Pionnière, elle a servi de modèle à d’autres centrales dans le monde. Ce procédé est particulièrement adapté aux zones disposant d’un fort ensoleillement direct. Depuis 2008, une vingtaine de centrales à tour ont été installées sur tous les continents, d’1 MW à 377 MW ; la plus puissante fonctionne à Ivanpah aux États-Unis. De nouvelles centrales sont attendues en Chine, en Afrique du Sud et aux Émirats arabes unis. Un projet à Dubaï prévoit une tour de 260 m. Mais Thémis subira une double peine :

  • Technologique : la gestion complexe des sels fondus utilisés dans le circuit primaire et l’absence de moyens informatiques adaptés généreront de nombreuses interruptions du fonctionnement.
  • Financier : le coût élevé des réparations et le prix du pétrole redevenu concurrentiel.

EDF arrête sa centrale en 1986, soit deux années seulement après son démarrage. Elle devient alors un laboratoire de recherche en astrophysique.
Menacée de destruction en 2004, elle est sauvée par le Conseil départemental des Pyrénées-Orientales, propriétaire du foncier qui transforme les lieux en plateforme de recherche, de centre d’innovation pour la transition énergétique et de pôle touristique et pédagogique, ouvert au public.

La centrale solaire eLLO

Créée en 2018, c’est la dernière-née des installations solaires dans le petit territoire cerdan.
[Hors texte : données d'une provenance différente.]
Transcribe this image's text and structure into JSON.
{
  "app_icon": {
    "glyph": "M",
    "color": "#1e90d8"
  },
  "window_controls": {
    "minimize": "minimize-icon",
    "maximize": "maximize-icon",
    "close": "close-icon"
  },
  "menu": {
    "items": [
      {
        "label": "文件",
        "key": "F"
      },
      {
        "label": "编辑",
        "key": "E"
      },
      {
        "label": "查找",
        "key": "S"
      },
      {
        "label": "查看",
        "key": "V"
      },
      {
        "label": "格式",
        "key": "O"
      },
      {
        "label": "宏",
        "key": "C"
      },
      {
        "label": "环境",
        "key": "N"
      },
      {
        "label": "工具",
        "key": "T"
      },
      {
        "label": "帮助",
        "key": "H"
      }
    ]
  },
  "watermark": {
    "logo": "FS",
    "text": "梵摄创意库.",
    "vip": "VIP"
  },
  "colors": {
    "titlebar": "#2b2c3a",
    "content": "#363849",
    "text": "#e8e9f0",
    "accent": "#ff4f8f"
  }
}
C’est aussi la seule en situation de produire de l’électricité raccordée au réseau. Dans la large vallée dominée par la tour de Thémis, sur la commune de Llo (prononcer Lio) connue pour ses bains d’eaux chaudes sulfurées en plein air, s’étalent d’est en ouest sur une pente douce les alignements de capteurs solaires. Ils occupent une surface de 36 ha (50 terrains de football !) Dans le cahier des charges du projet, ce système doit pouvoir produire selon les prospectus l’équivalent de la consommation électrique de 7 000 personnes, de jour comme de nuit. Car c’est bien dans cette particularité que l’installation est unique au monde.

La technologie de production est classique : elle repose sur un tube appelé la chaudière placée horizontalement sur les miroirs légèrement incurvés qui concentre le flux lumineux. L’eau circulant dans les tuyaux se transforme en vapeur qui entraîne les pales d’une turbine. La nouveauté réside dans le stockage de la vapeur dans des réservoirs pressurisés disponible jour et nuit. C’est une entreprise française d’équipements industriels spécialisée dans les technologies de l’environnement qui est à son origine. Elle espère bien exporter son expertise dans les pays à fort ensoleillement direct.

  • 1949 – 1962 – 1983 – 2018, quatre dates repères pour découvrir les quatre temples dédiés au dieu soleil, l’énergie du futur.
  • Sinon, s’il vous reste un peu de temps, vous pouvez randonner, avec de bonnes chaussures l’été et de bonnes raquettes l’hiver. En Cerdagne, dominée par le Pic Carlit, ça grimpe facilement jusqu’à 2 400 m !

Mont-Louis, la ville-forteresse

C’est l’une des neuf villes créées ex nihilo par Vauban et certainement la mieux conservée. Situé à 1 600 m, c’est la ville fortifiée la plus haute de France. D’un point de vue architectural, elle est remarquable par sa conception à double entrée. Dans une même enceinte, d’un côté, autour d’une petite église, la ville composée de bâtiments serrés à trois niveaux qui ont abrité tour à tour des dortoirs, un hôpital et aujourd’hui des services publics et des commerces. De l’autre, une caserne militaire interdite au public qui accueille le Centre National d’entraînement des commandos d’élite de l’armée de terre. La ville-citadelle est inscrite sur la liste du Patrimoine mondial de l’UNESCO dans le cadre des sites majeurs Vauban.